Sunday, July 24, 2005

Foundations roll over, act as terrorism police


Not only are foundations self-interested slime, they are also habitually "risk averse" (that means cowardly) if they suspect they might attract negative government attention.

So it is not surprising that:

United Way of Allegheny County is requiring its more than 3,000 partner agencies to sign a federal anti-terrorism form in order to receive monies during its upcoming annual campaign, a change resulting from the USA Patriot Act. The "USA Patriot Act Anti-terrorism Certification Form" requires nonprofit organizations to certify that they don't knowingly employ people or support groups whose names appear on terrorist watch lists compiled by the government.
. . .
"What does it mean to be a good citizen anymore?" [Peggy] Outon, [founder and director of the Bayer Center for Nonprofit Management at Robert Morris University,] said. "For a nonprofit to have to testify that 'I'm a patriot' -- my gosh, we get up in the morning to try to make the community stronger.

"It's just interesting we live in a society now where we have to testify to patriotism." Pittsburgh Post Gazette

The New York Times reported last year that the ACLU had rejected grants from the Ford and Rockefeller foundations rather than examine themselves for promotion of terrorism. The exact language of Ford's grant letter was: "By signing this grant letter, you agree that your organization will not promote or engage in violence, terrorism, bigotry or the destruction of any state, nor will it make subgrants to any entity that engages in these activities." The ACLU responded in effect (my paraphrase): "Huh? What's that mean? You want us to intuit what it means?"

What the United Way in Pittsburgh has chosen to do sounds as if it is letting vague government requirements make it a full partner in spreading fear among small non-governmental organizations. But is it the United Way's job to police unknown intentions and vague suspicions?

Teresa Odendahl, formerly director of the National Network of Grantmakers (that's the liberal funder caucus) has researched the implications of this kind of thing and reported about it here. [ Warning: pdf.] Her findings are depressing if predictable. Confronted first with a Presidential Executive Order and then ambiguous Treasury Guidelines that enlisted foundations in "the war on terror," the foundations complain, point out the futility of the government's demands, and roll over.

We observed a kind of cognitive dissonance among foundations concerning the Treasury Guidelines. Grantmakers are eager to point out that their giving priorities and processes have not changed as a result of new security legislation . . . .Yet in the same breath those interviewed mention discussions with legal counsel and rattle off the lists they check and other ways they have adapted to this new environment. In fact, all of the foundations we contacted check lists. Some do it daily, others weekly or monthly. In implementing the new list checking systems, the price tag varies from being negligible for some grantmakers to as high as $500,000 for one or two other notable foundations.

And no wonder the process is expensive:

The Vice President of a major foundation described its comprehensive list checking procedures. When a conversation starts between a program manager and a potential grantee, the appropriate program director is told, and members of the organization are checked against the lists.
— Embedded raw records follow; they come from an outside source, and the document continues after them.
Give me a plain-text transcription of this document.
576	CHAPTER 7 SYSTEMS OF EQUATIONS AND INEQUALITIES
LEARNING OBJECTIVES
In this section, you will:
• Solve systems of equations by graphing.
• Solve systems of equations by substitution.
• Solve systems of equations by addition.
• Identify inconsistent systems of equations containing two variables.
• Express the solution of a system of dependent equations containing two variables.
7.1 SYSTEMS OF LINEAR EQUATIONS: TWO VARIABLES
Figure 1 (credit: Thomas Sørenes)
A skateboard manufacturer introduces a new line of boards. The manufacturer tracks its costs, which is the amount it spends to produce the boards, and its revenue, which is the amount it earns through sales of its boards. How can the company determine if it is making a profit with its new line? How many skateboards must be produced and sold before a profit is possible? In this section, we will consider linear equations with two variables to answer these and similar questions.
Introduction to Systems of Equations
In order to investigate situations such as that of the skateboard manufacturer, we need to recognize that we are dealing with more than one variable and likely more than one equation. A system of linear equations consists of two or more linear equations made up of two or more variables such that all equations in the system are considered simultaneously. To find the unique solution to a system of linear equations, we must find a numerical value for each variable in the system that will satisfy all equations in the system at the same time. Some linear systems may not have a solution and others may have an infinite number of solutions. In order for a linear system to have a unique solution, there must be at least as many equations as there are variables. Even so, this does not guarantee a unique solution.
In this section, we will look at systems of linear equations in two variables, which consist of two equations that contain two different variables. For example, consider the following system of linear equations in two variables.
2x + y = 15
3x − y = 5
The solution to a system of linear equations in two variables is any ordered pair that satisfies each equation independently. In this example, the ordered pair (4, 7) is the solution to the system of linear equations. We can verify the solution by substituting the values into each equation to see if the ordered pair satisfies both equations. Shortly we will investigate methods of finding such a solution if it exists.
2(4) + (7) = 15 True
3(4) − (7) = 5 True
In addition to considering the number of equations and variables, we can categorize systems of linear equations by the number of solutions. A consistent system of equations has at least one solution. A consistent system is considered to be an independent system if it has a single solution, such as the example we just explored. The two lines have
Then when the grant is made, the organization is checked again, and at the fund disbursement step, the organization and principals checked yet a third time. Additionally, all active grantees are checked every day.

Big brother is alive and well and masquerading as a funder of charitable organizations!

Naturally other parasites want a piece of this new market. There are commercial data base outfits that contract to check "watch lists" for the foundations. And

Universities are also getting into the game. In recent weeks, the government has released the prototype for new search technology “to sniff out terrorists.” Agencies including the Federal Aviation Administration are investing in a new search engine, or “text analysis system,” being developed at the University of Buffalo to “mine a corpus of documents for associated ideas or connections – connections between two unrelated concepts, for example, that would otherwise go unseen or would take countless hours of investigative work to discover.” It’s a kind of government google, specifically funded for anti-terrorism efforts. . .

Funders did want Odendahl to understand that they knew all this certifying grantees as terrorism-free was not making anyone safer.

Many compliance officers at foundations scoff at the practice. “What does certification do? Wouldn’t a terrorist just sign the letter?” One Program Officer shared with us her frustration, noting that certification language is “useless and embarrassing.” Yet a majority of the grant letters we have looked at now require anti-terrorism certification. . . .

‘Compliance’ with new regulations has come to mean a tacit agreement among grantmakers and grantees to ignore the inane and untenable and adopt only those regulations that are seen as most vital in protecting organizations against legal and political liability

So what does all this mean to ordinary small scale nonprofit organizations? It seems to mean foundations are becoming even more careful than they always have been to limit their grants to known, large, conventional charitable entities. Innovative and oppositional groups (think your local Peace Education Project, whether "peace" refers to gang violence or the US invasion of Iraq) can forget it.